Speaking afterward to VOA, Lambrinidis elaborated on the significance of individual citizens’ actions.
“Every single thing every single citizen does is as important as the grand things that governments do,” he said, noting that the EU has committed itself to achieving net-zero carbon emissions by 2050.
Estonian emissary Jonatan Vsevoiv, one of about a dozen ambassadors who took up shovels, said the effort “symbolizes the EU’s effort on the climate front.” He added that the oak tree he helped plant holds special meaning to his native Estonia, just as it does in the United States.
“I would say this is a national tree. It symbolizes strength and longevity — and stability,” he said.

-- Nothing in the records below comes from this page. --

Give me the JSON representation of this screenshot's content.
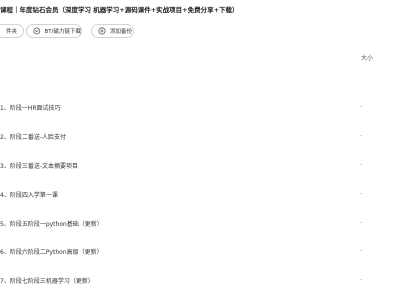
{
  "header": {
    "title": "课程｜年度钻石会员（深度学习 机器学习+源码课件+实战项目+免费分享+下载）"
  },
  "toolbar": {
    "folder_label": "件夹",
    "bt_download_label": "BT/磁力链下载",
    "add_backup_label": "添加备份"
  },
  "file_list": {
    "size_header": "大小",
    "rows": [
      {
        "name": "1、阶段一HR面试技巧",
        "size": "-"
      },
      {
        "name": "2、阶段二番送-人脸支付",
        "size": "-"
      },
      {
        "name": "3、阶段三番送-文本摘要项目",
        "size": "-"
      },
      {
        "name": "4、阶段四入学第一课",
        "size": "-"
      },
      {
        "name": "5、阶段五阶段一python基础（更新）",
        "size": "-"
      },
      {
        "name": "6、阶段六阶段二Python高级（更新）",
        "size": "-"
      },
      {
        "name": "7、阶段七阶段三机器学习（更新）",
        "size": "-"
      }
    ]
  }
}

Having spent half of the past decade in diplomatic posts in the U.S. capital, Vseviov added that Washington has become for him “almost like my second hometown. … I’m glad to do something that gives back to the city.”
The tree-planting effort was led by Ambassador Kirsti Kauppi of Finland, which currently holds the EU’s rotating presidency. She said her nation has a special affinity for trees, given that 70% of its surface is covered by woods and that Finns basically “live in and outside of the forest.”
Even as Finland is often imagined as a land of ice and snow, the trees in her Nordic country “have no problem surviving the winter,” she said. “Then we have a very nice summer, a lot of sunlight. That’s when the trees grow.”
Eva Hunnius Ohlin, senior adviser for energy and environment at the Swedish Embassy, was laboring with two other female embassy staffers when Juan Urbano, the Spanish Embassy’s robust agricultural attaché, offered a hand.
The self-sufficient women declined his offer, but Ohlin cheerily told Urbano he should not take it personally “because we had earlier turned down the Finnish ambassador.”
On a more serious note, Ohlin told VOA that her embassy has been increasingly engaged on climate change with institutions on the city and state level, even as the federal administration is seen as retreating on the issue.
The interest in the issue in the big coastal states such as New York and California is well known. But, Ohlin said, citizens are also active “in the middle of the country,” in states like Colorado.